Worthy, A. E.; Anderson, J. T.; Lane, A. R.; Gomez-Perez, L.; Wang, A. A.; Griffith, R. W.; Rivard, A. F.; Bikoff, J. B.; Alvarez, F. J.

Spinal cord interneurons play a crucial role in shaping motor output, but their precise identity and circuit connectivity remain unclear. Focusing on the cardinal class of inhibitory V1 interneurons, we define the diversity of four major V1 subsets according to timing of neurogenesis, genetic lineage-tracing, synaptic output to motoneurons, and synaptic inputs from muscle afferents. Birthdating delineates two early-born (Renshaw and Pou6f2) and two late-born V1 clades (Foxp2 and Sp8) suggesting sequential neurogenesis gives rise to different V1 clades. Neurogenesis did not correlate with motoneuron targeting. Early-born Renshaw cells and late-born Foxp2-V1 interneurons both tightly coupled to motoneurons, while early-born Pou6f2-V1 and late-born Sp8-V1 interneurons did not. V1-clades also greatly differ in cell numbers and diversity. Lineage labeling of the Foxp2-V1 clade shows it contains over half of all V1 interneurons and provides the largest inhibitory input to motoneuron cell bodies.
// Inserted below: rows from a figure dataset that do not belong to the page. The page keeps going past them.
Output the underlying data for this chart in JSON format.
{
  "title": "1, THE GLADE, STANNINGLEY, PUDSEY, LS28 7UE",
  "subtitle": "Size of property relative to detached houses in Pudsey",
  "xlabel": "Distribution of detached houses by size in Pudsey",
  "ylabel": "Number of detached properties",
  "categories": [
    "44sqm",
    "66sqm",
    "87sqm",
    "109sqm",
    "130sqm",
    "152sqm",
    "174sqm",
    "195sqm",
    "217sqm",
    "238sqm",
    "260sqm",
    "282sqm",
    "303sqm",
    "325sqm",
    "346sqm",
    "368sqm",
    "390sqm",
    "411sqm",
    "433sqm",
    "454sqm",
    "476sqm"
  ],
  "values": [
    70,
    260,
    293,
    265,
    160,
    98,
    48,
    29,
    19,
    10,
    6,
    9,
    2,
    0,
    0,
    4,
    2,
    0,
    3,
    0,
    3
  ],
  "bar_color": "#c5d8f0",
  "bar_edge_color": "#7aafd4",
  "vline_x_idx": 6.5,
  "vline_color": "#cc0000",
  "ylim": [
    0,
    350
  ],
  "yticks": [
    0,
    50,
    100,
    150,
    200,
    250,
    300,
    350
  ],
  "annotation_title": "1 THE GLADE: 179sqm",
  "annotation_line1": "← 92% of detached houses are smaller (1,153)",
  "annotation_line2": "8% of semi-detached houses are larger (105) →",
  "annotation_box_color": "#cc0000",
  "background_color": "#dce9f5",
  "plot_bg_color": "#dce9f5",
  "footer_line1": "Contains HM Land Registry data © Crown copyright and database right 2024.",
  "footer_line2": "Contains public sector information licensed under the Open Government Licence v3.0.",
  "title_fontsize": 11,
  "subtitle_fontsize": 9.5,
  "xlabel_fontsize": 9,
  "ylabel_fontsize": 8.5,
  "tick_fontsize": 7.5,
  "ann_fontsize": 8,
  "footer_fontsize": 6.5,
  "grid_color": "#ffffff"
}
Foxp2-V1 subgroups differ in neurogenesis and proprioceptive input. Notably, one subgroup defined by Otp expression and located adjacent to the lateral motor column exhibits substantial input from proprioceptors, consistent with some Foxp2-V1 cells at this location forming part of reciprocal inhibitory pathways. This was confirmed with viral tracing methods for ankle flexors and extensors. The results validate the previous V1 clade classification as representing unique interneuron subtypes that differ in circuit placement with Foxp2-V1s forming the more complex subgroup. We discuss how V1 organizational diversity enables understanding of their roles in motor control, with implications for the ontogenetic and phylogenetic origins of their diversity.